If the musical gene was already in Nick and Tom's DNA, it was their parents who brought it to full bloom. Their father guided Nick to the guitar and Tom to the piano, perhaps with "the intention of starting a band with us," as Tom says. And their mother filled the family home with music, exposing her children to 90s country staples like Garth Brooks and Billy Ray Cyrus. It was almost an inevitability that the Wolfe family home would produce two of Australia's finest country musicians.

The abundance of musical influences throughout the brothers' youth, combined with an innate musicality, have resulted in the development of a unique yet embracingly familiar sound embedded in nostalgia yet curious and innovative. If their first three albums were steps towards the rarefied space The Wolfe Brothers occupy now, it was 2018's Country Heart that gave them the final push. "Country Heart was the first time we've talked about our lives," Tom says of their 2018 triumph.
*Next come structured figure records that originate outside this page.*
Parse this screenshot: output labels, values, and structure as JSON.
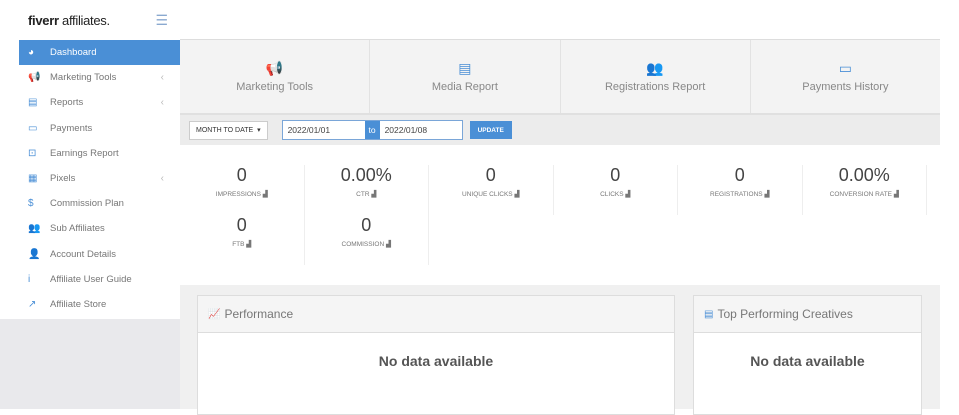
{
  "logo": {
    "brand": "fiverr",
    "suffix": "affiliates."
  },
  "sidebar": {
    "items": [
      {
        "label": "Dashboard",
        "icon": "dashboard-icon",
        "glyph": "◕",
        "active": true
      },
      {
        "label": "Marketing Tools",
        "icon": "megaphone-icon",
        "glyph": "📢",
        "chevron": "‹"
      },
      {
        "label": "Reports",
        "icon": "calendar-icon",
        "glyph": "▤",
        "chevron": "‹"
      },
      {
        "label": "Payments",
        "icon": "credit-card-icon",
        "glyph": "▭"
      },
      {
        "label": "Earnings Report",
        "icon": "money-icon",
        "glyph": "⊡"
      },
      {
        "label": "Pixels",
        "icon": "grid-icon",
        "glyph": "▦",
        "chevron": "‹"
      },
      {
        "label": "Commission Plan",
        "icon": "dollar-icon",
        "glyph": "$"
      },
      {
        "label": "Sub Affiliates",
        "icon": "users-icon",
        "glyph": "👥"
      },
      {
        "label": "Account Details",
        "icon": "user-icon",
        "glyph": "👤"
      },
      {
        "label": "Affiliate User Guide",
        "icon": "info-icon",
        "glyph": "i"
      },
      {
        "label": "Affiliate Store",
        "icon": "external-link-icon",
        "glyph": "↗"
      }
    ]
  },
  "quick_links": [
    {
      "label": "Marketing Tools",
      "glyph": "📢"
    },
    {
      "label": "Media Report",
      "glyph": "▤"
    },
    {
      "label": "Registrations Report",
      "glyph": "👥"
    },
    {
      "label": "Payments History",
      "glyph": "▭"
    }
  ],
  "filter": {
    "range": "MONTH TO DATE",
    "from": "2022/01/01",
    "to_label": "to",
    "to": "2022/01/08",
    "update": "UPDATE"
  },
  "stats": [
    {
      "value": "0",
      "label": "IMPRESSIONS"
    },
    {
      "value": "0.00%",
      "label": "CTR"
    },
    {
      "value": "0",
      "label": "UNIQUE CLICKS"
    },
    {
      "value": "0",
      "label": "CLICKS"
    },
    {
      "value": "0",
      "label": "REGISTRATIONS"
    },
    {
      "value": "0.00%",
      "label": "CONVERSION RATE"
    },
    {
      "value": "0",
      "label": "FTB"
    },
    {
      "value": "0",
      "label": "COMMISSION"
    }
  ],
  "panels": {
    "performance": {
      "title": "Performance",
      "empty": "No data available"
    },
    "creatives": {
      "title": "Top Performing Creatives",
      "empty": "No data available"
    }
  },
  "colors": {
    "accent": "#4a8fd6"
  }
}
A heartfelt and occasionally melancholic portrait of a tumultuous period in Nick and Tom's lives, Country Heart found The Wolfe Brothers pushing themselves emotionally and musically more than they ever had. "That album has given us so much confidence to go into the next one," he says. "We pushed ourselves last time, and now we're wondering, where can we go this time?"

The answer to that question is "Kids on Cassette" the most conceptually and musically bold record The Wolfe Brothers have ever put to tape. A joyful fusion of country, rock, and pop, "Kids on Cassette" like Country Heart, is a portrait of where the brothers are at this point in time — only this time, it shows them going full speed ahead, pushing forward with no cares in the world. "We're drawing from pub rock, from old country, from new country," Nick explains. "Maybe it's a bit confusing, but we do what we do and write what we love."

"Kids on Cassette" also works as an accurate metaphor for where The Wolfe Brothers are in their career. "This represents the last few years of our journey," Tom says. It also represents where he and his brother want to go. "It's been quite a long time since there's been an Australian country act who's been a huge, huge crossover," adds Nick, signaling, in part, where he and Tom's ambitions lie. Humility is as baked into The Wolfe Brothers' DNA as music is, but it's clear that, at this point in their career, it's time for something bigger: radio crossover, stardom, the massive American market. Tom and Nick Wolfe will always remember where they came from, but "Kids on Cassette" feels like it could take them a step further. It may be far cry from their roots, but as Tom says: "We've never been the kind of band that stays in one lane.".